Так пролетел месяц, как в воду канул: подъем — завтрак — скорей-скорей — затем обед — и снова скорей-скорей. Иногда работа была физически тяжелой вроде накачки воды из скважины ручным насосом, а иногда просто нудной до изнеможения вроде пахтанья масла. Дом стоял на окраине села, и кроме птицы Рафик держал корову, молоко которой частично продавалось, и несколько овец.
Весь доход от продажи произведенного продукта хозяйка забирала себе и тратила на какие-то неведомые Кристине нужды. Одежду, в которой она сюда приехала, у нее сразу же забрали, и переодели ее в какое-то старье местного разлива. Впрочем, семья не голодала, и Кристину тоже не морили. Так что она старалась держаться, надеясь, что все как-то рассосется само собой, и что причин у нее для побега нет никаких.
Да и куда она могла побежать? Вокруг поселка располагалась, куда ни кинь взор, каменистая полупустыня, где-то вдалеке на западе, судя по карте, обнаруженной в комнате для занятий у детей, плескалось Каспийское море, по которому тоже пешком было не пройти.
В общем, выбраться можно было только по железной дороге или по старой шоссейке, чудом сохранившейся с советских времен, но вела она до точно такого же поселка, что и их деревня. Автобус там ходил, да, вот только на него как и на поездку в поезде требовались деньги. И деньги большие. Которых, как можно догадаться, у Кристины не имелось.
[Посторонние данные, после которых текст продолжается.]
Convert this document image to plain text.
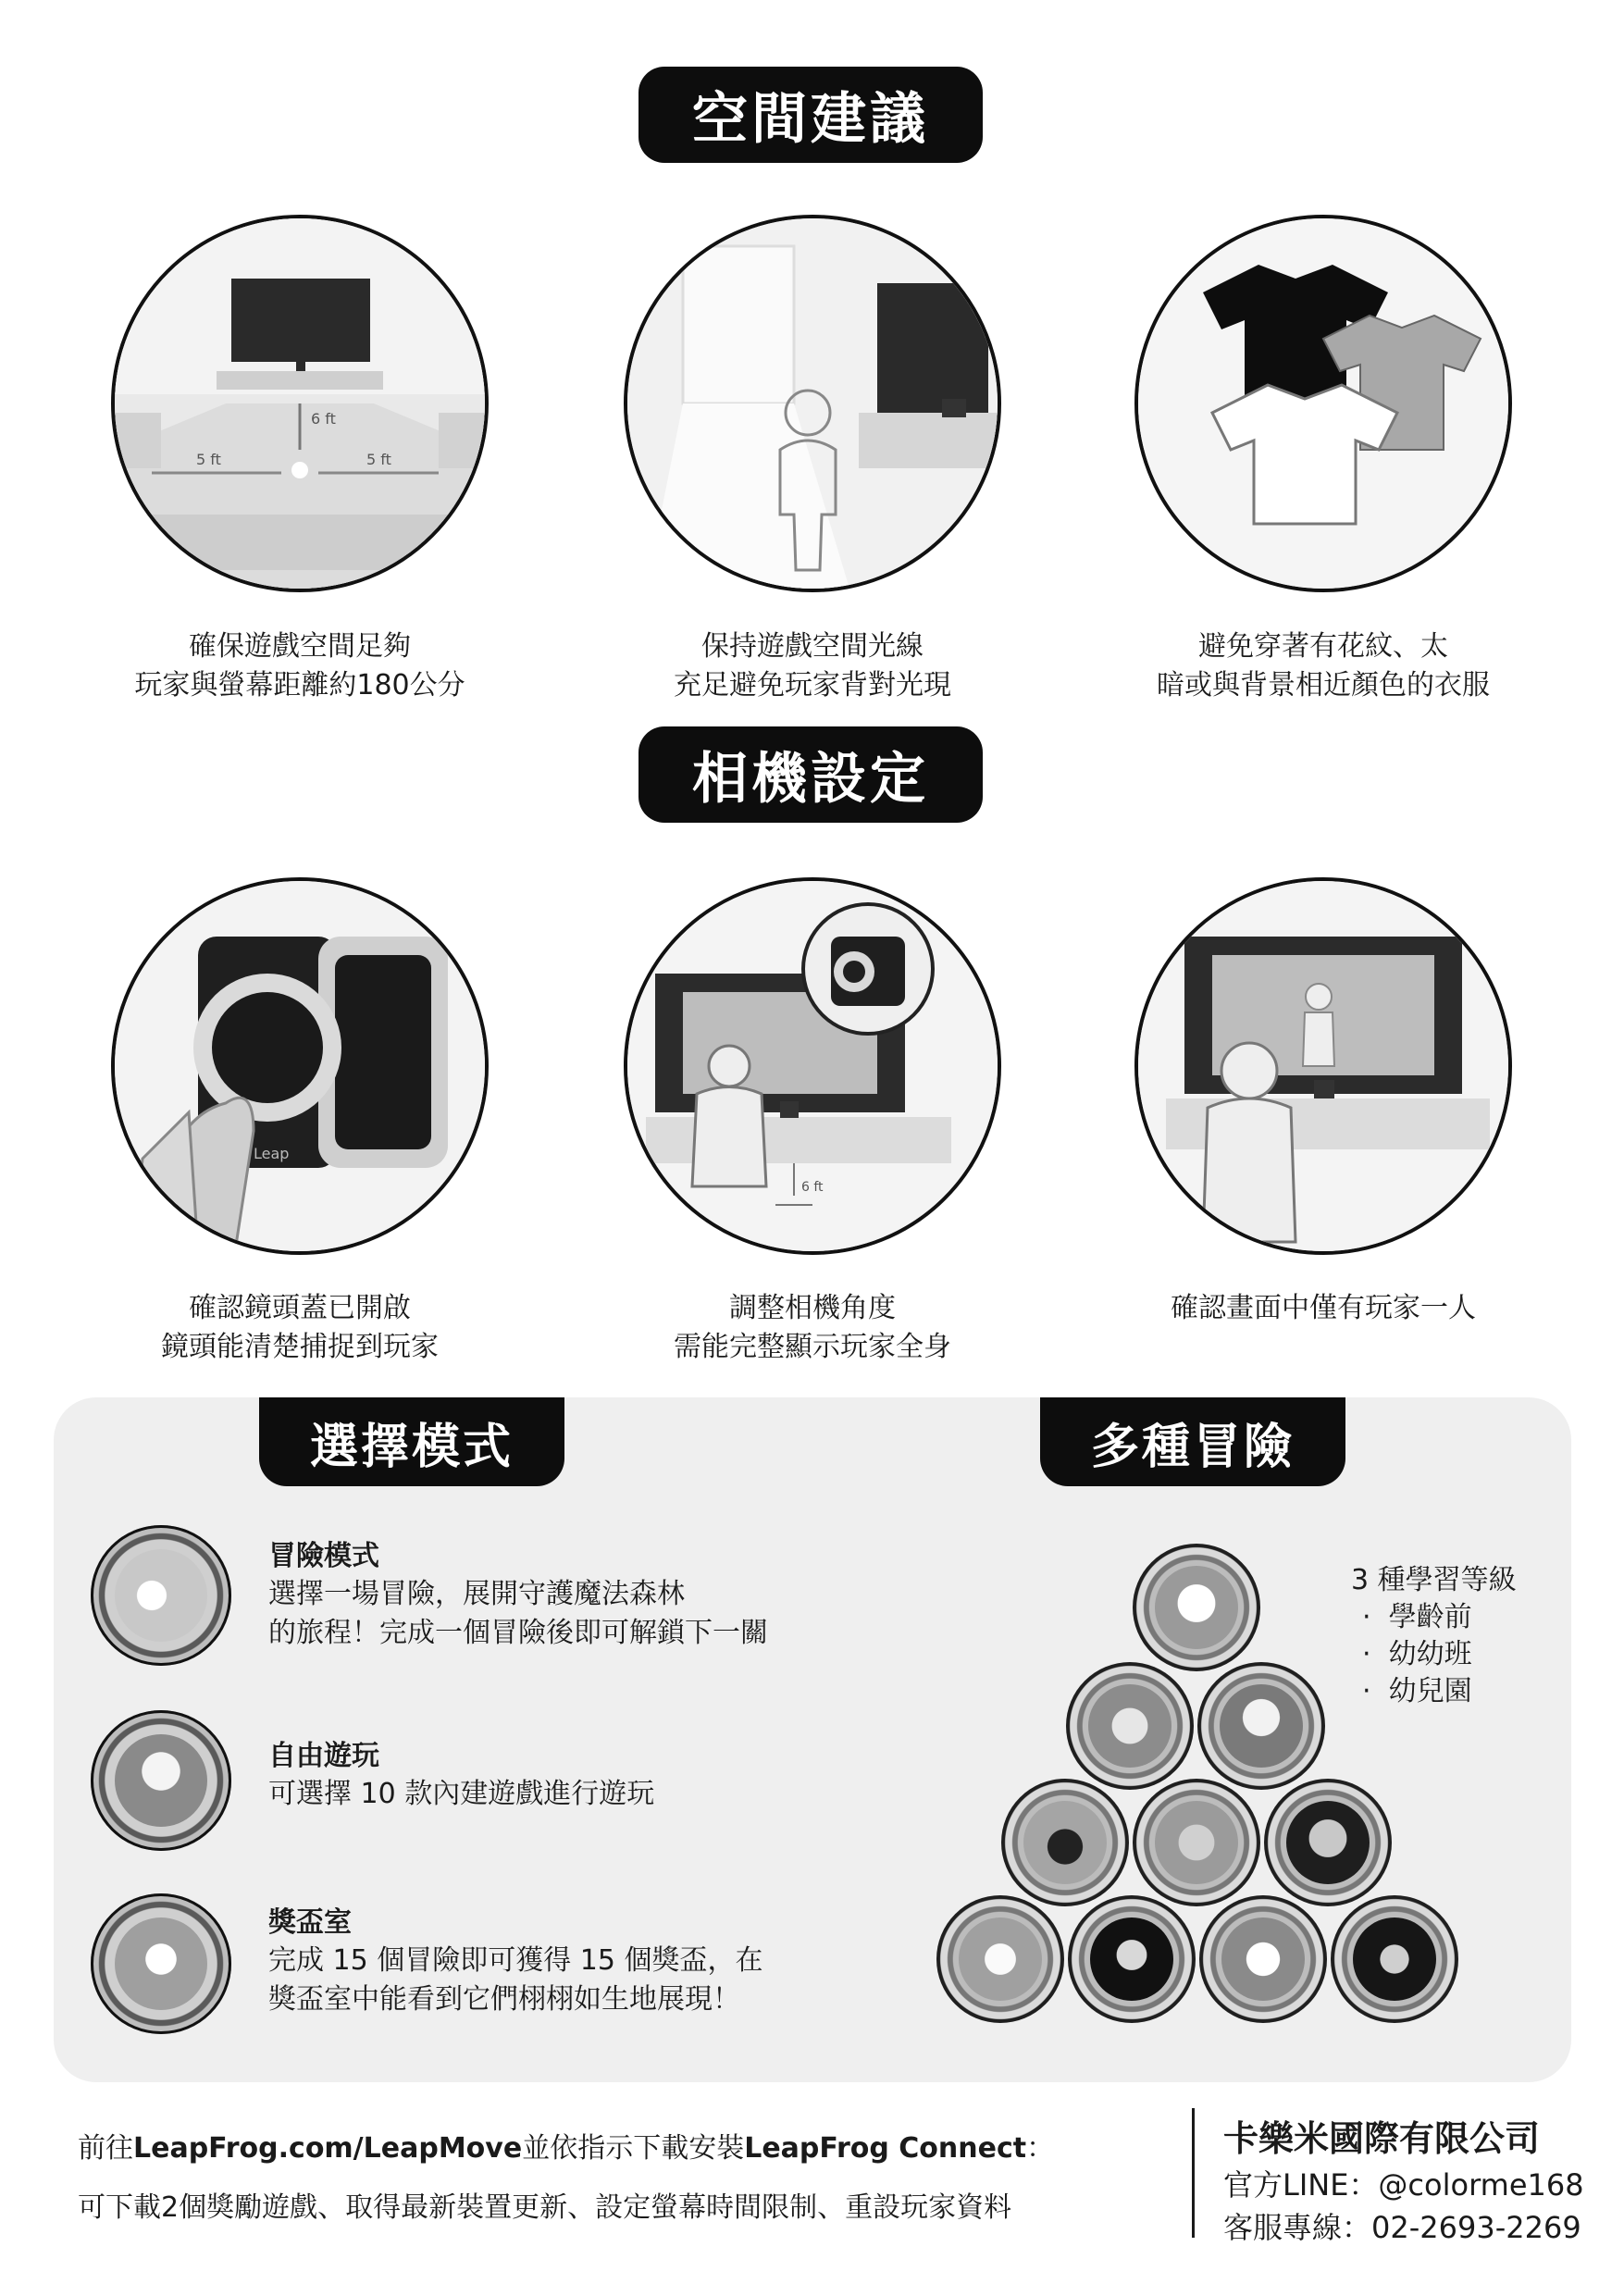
空間建議
6 ft
5 ft	5 ft
確保遊戲空間足夠
玩家與螢幕距離約180公分
保持遊戲空間光線
充足避免玩家背對光現
避免穿著有花紋、太
暗或與背景相近顏色的衣服
相機設定
Leap
6 ft
確認鏡頭蓋已開啟
鏡頭能清楚捕捉到玩家
調整相機角度
需能完整顯示玩家全身
確認畫面中僅有玩家一人
選擇模式	多種冒險
冒險模式
選擇一場冒險，展開守護魔法森林
的旅程！完成一個冒險後即可解鎖下一關
自由遊玩
可選擇 10 款內建遊戲進行遊玩
獎盃室
完成 15 個冒險即可獲得 15 個獎盃，在
獎盃室中能看到它們栩栩如生地展現！
3 種學習等級
· 學齡前
· 幼幼班
· 幼兒園
前往LeapFrog.com/LeapMove並依指示下載安裝LeapFrog Connect：
可下載2個獎勵遊戲、取得最新裝置更新、設定螢幕時間限制、重設玩家資料
卡樂米國際有限公司
官方LINE：@colorme168
客服專線：02-2693-2269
А на исходе месяца случилось происшествие, заставившее ее и вовсе убедиться, что Анч сказал ей правду, посоветовав держаться за Рафика как за единственный надежный якорь ее возможного спасения. Может, Рафику надоело ждать, пока Кристина окончательно к нему привыкнет, а может, он наоборот, начал побаиваться, что она-таки сбежит, и он решил форсировать события, но одним печальным вечером к ним зашел в гости кто-то из соседей. Мужчины выпили, и о чем-то долго говорили, кинув пару взглядов в сторону некстати высунувшейся во двор жилички, а после ухода гостя хозяин дома решил проявить к ней нездоровое внимание.
О том, что трезвый мужчина и пьяный — это два разных представителя мужского пола, Кристина знала, конечно, не только теоретически, поэтому уже в процессе беседы хозяина дома с гостем слегка встревожилась и не смогла заснуть. Рафик ей нравился, но не настолько, чтобы она начала мечтать упасть в его объятья, а дело, похоже, шло именно к этому.
То есть в случае полнейшей безнадежности, может быть, о таком варианте событий и стоило бы подумать, но не когда девочке 20 лет, в сердце у нее еще свежи воспоминания о поцелуях молодого парня, а в голове — память о том, как все ее проблемы решались одной слезинкой перед любящими папой и мамой.
К тому же, разве Анч не подтвердил ей на деле, что ее отец не из простых обычных? Разве не велел он этому самому Рафику вести себя с Кристиной корректно? И Кристина ждала — ждала, чтобы высказать «надежному человеку» все, что у нее накипело, поплакаться на старуху и выжать из него желание избавиться от нее как можно скорее.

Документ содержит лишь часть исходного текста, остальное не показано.